Ieri ho fatto una riunione di uomini, abbiamo cominciato un altro cantiere di lavoro: 15 uomini hanno deciso di lavorare a Fonte do Capim, ogni domenica, per costruire la loro chiesa. Intanto la costruzione della casa parrocchiale di Fazenda Grande va avanti abbastanza bene, stanno per terminare le fondazioni.

Per il resto tutto bene. Sto cominciando a formare un altro gruppetto di ragazzini dagli 11 ai 14 anni, una specie di aspiranti. Purtroppo sento moltissimo la mancanza totale di dirigenti, il fatto è che me li devo formare…

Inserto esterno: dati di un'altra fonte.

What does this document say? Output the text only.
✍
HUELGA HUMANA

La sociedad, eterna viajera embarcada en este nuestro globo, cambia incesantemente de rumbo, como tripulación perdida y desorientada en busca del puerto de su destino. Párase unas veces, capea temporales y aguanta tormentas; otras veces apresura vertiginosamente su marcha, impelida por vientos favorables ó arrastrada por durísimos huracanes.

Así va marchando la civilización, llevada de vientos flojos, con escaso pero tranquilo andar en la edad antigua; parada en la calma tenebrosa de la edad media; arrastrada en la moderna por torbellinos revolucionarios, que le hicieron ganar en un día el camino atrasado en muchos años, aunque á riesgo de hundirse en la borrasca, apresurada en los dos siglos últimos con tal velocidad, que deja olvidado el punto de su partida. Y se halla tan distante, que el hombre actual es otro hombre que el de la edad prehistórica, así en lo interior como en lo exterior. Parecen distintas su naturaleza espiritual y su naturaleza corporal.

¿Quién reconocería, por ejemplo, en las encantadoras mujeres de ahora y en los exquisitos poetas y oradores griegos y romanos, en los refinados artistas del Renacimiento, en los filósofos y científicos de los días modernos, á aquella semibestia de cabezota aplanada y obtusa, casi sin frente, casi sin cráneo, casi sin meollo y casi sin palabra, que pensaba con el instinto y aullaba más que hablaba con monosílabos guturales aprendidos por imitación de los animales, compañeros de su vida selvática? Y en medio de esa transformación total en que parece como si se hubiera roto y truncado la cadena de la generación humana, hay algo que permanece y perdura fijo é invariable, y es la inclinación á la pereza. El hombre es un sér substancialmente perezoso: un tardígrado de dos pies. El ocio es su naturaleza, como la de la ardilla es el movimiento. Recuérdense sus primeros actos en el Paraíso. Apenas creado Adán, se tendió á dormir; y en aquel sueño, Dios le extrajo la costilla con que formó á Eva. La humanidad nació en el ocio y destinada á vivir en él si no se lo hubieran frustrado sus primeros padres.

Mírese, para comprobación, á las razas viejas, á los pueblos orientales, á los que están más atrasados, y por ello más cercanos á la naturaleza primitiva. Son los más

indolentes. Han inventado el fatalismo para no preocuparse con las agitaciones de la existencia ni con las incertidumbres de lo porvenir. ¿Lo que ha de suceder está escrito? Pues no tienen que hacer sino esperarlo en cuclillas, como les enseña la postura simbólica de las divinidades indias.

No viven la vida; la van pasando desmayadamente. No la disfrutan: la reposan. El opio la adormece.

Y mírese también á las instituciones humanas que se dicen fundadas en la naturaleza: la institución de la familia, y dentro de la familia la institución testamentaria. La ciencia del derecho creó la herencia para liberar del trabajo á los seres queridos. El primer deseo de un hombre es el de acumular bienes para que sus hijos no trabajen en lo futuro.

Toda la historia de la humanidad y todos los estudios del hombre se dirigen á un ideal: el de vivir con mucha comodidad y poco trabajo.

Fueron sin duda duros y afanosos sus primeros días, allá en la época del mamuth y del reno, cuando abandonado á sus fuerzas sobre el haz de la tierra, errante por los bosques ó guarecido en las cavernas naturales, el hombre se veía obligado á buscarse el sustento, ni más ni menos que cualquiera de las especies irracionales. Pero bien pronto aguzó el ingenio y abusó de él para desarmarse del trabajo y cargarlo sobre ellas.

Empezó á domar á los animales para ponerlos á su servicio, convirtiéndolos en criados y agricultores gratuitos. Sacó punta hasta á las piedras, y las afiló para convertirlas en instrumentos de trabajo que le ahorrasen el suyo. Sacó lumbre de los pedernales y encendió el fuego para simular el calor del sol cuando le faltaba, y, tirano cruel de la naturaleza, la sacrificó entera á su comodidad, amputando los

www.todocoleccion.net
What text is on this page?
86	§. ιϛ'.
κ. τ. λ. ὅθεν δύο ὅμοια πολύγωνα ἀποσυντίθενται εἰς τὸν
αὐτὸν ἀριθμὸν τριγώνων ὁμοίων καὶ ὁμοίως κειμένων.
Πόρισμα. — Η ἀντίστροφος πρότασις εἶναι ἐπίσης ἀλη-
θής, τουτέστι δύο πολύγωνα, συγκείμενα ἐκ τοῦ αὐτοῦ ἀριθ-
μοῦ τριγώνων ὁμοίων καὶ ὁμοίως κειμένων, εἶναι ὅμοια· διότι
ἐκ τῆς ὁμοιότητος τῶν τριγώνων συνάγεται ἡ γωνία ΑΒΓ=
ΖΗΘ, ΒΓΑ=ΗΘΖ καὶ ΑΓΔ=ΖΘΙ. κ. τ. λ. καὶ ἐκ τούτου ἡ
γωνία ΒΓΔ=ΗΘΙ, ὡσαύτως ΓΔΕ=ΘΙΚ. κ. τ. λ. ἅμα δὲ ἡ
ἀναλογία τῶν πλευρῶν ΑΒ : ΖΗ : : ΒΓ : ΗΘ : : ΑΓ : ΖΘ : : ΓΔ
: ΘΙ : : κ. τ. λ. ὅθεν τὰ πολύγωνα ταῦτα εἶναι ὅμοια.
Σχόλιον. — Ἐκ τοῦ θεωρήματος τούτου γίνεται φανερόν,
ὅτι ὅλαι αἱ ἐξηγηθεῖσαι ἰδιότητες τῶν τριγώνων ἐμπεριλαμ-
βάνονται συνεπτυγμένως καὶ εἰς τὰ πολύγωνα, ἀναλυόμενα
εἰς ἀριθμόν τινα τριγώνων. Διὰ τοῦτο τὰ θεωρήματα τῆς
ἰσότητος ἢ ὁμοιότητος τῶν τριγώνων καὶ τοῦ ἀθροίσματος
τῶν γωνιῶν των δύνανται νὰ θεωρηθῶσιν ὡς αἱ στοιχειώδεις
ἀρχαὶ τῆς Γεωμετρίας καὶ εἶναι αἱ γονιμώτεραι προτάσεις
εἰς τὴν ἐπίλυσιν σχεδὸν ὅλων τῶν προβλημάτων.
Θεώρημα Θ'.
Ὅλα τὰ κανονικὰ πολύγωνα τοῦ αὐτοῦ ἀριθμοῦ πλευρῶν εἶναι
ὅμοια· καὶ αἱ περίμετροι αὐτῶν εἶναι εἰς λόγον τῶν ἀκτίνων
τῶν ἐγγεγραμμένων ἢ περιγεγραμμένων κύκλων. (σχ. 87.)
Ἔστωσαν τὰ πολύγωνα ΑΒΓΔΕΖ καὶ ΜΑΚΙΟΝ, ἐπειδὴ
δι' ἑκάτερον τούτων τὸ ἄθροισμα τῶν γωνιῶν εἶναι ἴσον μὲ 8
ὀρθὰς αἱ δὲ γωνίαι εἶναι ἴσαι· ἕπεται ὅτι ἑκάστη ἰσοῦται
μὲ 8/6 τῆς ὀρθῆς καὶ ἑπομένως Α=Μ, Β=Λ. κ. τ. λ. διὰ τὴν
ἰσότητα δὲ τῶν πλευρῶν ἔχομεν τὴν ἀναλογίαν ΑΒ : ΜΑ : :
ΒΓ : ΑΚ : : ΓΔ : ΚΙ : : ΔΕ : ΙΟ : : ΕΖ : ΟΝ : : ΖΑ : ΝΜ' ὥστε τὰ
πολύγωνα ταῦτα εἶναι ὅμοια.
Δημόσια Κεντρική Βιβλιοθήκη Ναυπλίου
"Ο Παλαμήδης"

Salvador, 14 dicembre 1967

Don Carlo Muratori[9] ha detto che non devo andare in seminario per non dividere il gruppo con Renzo. Ancora devo parlare con Dom Eugenio.


[1] Si tratta di un sacerdote italiano che stava vivendo un momento difficile nella sua vocazione. La sua vicenda sarà ricordata più volte.

[2] Don Paolo si riferisce a Gesù Cristo.

[3] Don Paolo voleva dedicare la chiesetta di Fazenda Grande a Papa Giovanni XXIII, che però non era ancora stato dichiarato santo. La proposta di dedicare la chiesa alla Madonna della Fiducia era giustificata dal fatto che questa immagine è venerata nel Seminario Romano dove Giovanni aveva studiato.

[4] Sono i primi passi della riforma liturgica, quando è stato permesso di usare la lingua locale per tutte le parti della Messa. La struttura del messale era ancora quella antica, la cosiddetta tridentina.

[5] Il circolo nella parrocchia del Duomo di Fano era il luogo di incontro dei ragazzi di Azione Cattolica, che si ritrovavano per giocare e per svolgere attività comuni.

[6] Anche se la traduzione sembra facile, per la somiglianza con il nostro aggettivo gustoso, il termine ha in brasiliano una valenza molto più forte e concreta.

[7] Don Antonio Secchiaroli era allora parroco di Orciano, in diocesi di Fano.

[8] Sigla che indica la Conferenza Episcopale Latino Americana.

[9] Don Carlo Muratori seguiva dall’Italia il lavoro dei missionari italiani, per conto della Conferenza Episcopale Italiana, attraverso il CEIAL.